@filmfann, this seems apropos to your question.
My Facebook page has become a mish-mash of “ages and stages” friends, acquaintances and a few people met only through Facebook. I’m approaching FB from an old school background on both public relations and relationships.
1. Just because someone sends you a message or invitation, you don’t have to accept it. You can retain the relationship through messaging only. This gives both parties 30 day’s access to the other person’s site, but doesn’t give them full access. This is like bumping into someone and saying, “let’s do lunch!” and then not following up.
2. If you do add people, you don’t have to let them see all of your page. You can limit what people can see, by individual. One of my daughters does not give me access to her Wall, the other lets me crawl all over the thing (I don’t).
3. Be cognizant that your Facebook page can be accessible to work, and that your page content should never contain anything that presents you in any sort of compromising situation. The adage, “Live your life so you wouldn’t be embarrassed to have your grandmother read about it on the front page newspaper” extends to Facebook.

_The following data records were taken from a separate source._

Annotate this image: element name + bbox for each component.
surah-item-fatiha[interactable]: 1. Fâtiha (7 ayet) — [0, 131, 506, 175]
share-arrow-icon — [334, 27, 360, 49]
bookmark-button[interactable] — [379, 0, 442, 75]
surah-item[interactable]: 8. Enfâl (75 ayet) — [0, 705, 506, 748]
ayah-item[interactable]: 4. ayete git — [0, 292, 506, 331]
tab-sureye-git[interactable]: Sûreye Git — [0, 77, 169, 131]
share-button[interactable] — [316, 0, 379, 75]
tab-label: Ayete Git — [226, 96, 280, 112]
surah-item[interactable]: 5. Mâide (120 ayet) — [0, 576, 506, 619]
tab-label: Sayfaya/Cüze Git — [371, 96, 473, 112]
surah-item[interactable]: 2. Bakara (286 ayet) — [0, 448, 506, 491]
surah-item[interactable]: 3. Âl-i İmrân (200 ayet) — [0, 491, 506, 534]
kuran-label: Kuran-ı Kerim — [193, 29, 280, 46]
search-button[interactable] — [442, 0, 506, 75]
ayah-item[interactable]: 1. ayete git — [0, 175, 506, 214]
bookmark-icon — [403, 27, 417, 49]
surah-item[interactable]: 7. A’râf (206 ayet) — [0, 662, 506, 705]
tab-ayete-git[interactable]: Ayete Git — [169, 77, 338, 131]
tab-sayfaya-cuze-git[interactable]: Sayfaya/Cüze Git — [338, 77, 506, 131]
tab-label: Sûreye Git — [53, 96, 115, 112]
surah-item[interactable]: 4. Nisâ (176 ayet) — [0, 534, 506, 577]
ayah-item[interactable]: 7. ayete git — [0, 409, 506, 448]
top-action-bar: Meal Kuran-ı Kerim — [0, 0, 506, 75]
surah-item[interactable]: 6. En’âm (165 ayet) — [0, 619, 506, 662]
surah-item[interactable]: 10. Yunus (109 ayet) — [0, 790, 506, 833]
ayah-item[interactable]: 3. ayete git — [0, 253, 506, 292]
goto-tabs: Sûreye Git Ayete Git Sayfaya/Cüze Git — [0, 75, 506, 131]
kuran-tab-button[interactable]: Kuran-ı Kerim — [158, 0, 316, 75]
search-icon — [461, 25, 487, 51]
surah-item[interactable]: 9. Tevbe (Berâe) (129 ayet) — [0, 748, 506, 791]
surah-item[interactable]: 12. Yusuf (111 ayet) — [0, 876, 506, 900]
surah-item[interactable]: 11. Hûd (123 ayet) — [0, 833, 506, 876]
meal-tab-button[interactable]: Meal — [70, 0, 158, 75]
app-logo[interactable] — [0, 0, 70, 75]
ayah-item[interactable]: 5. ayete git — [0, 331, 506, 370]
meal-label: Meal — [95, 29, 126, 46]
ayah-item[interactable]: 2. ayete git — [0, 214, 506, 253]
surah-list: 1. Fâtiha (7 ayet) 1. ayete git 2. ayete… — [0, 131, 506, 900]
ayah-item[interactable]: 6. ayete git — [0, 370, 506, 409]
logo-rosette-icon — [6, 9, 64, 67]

4. Don’t be afraid to remove people from your friend’s list after you’ve added them. This happens all the time. They don’t receive any notification.
Don’t stress out about it. Facebook is a communication tool. In the age of cell phones, it’s replaced the phone book as a finding device, and serves as a means for mass communication. Don’t feel you have to accept invitations to snowball fights or Mafia Wars, or quizzes. The other person won’t know if you ignore the request.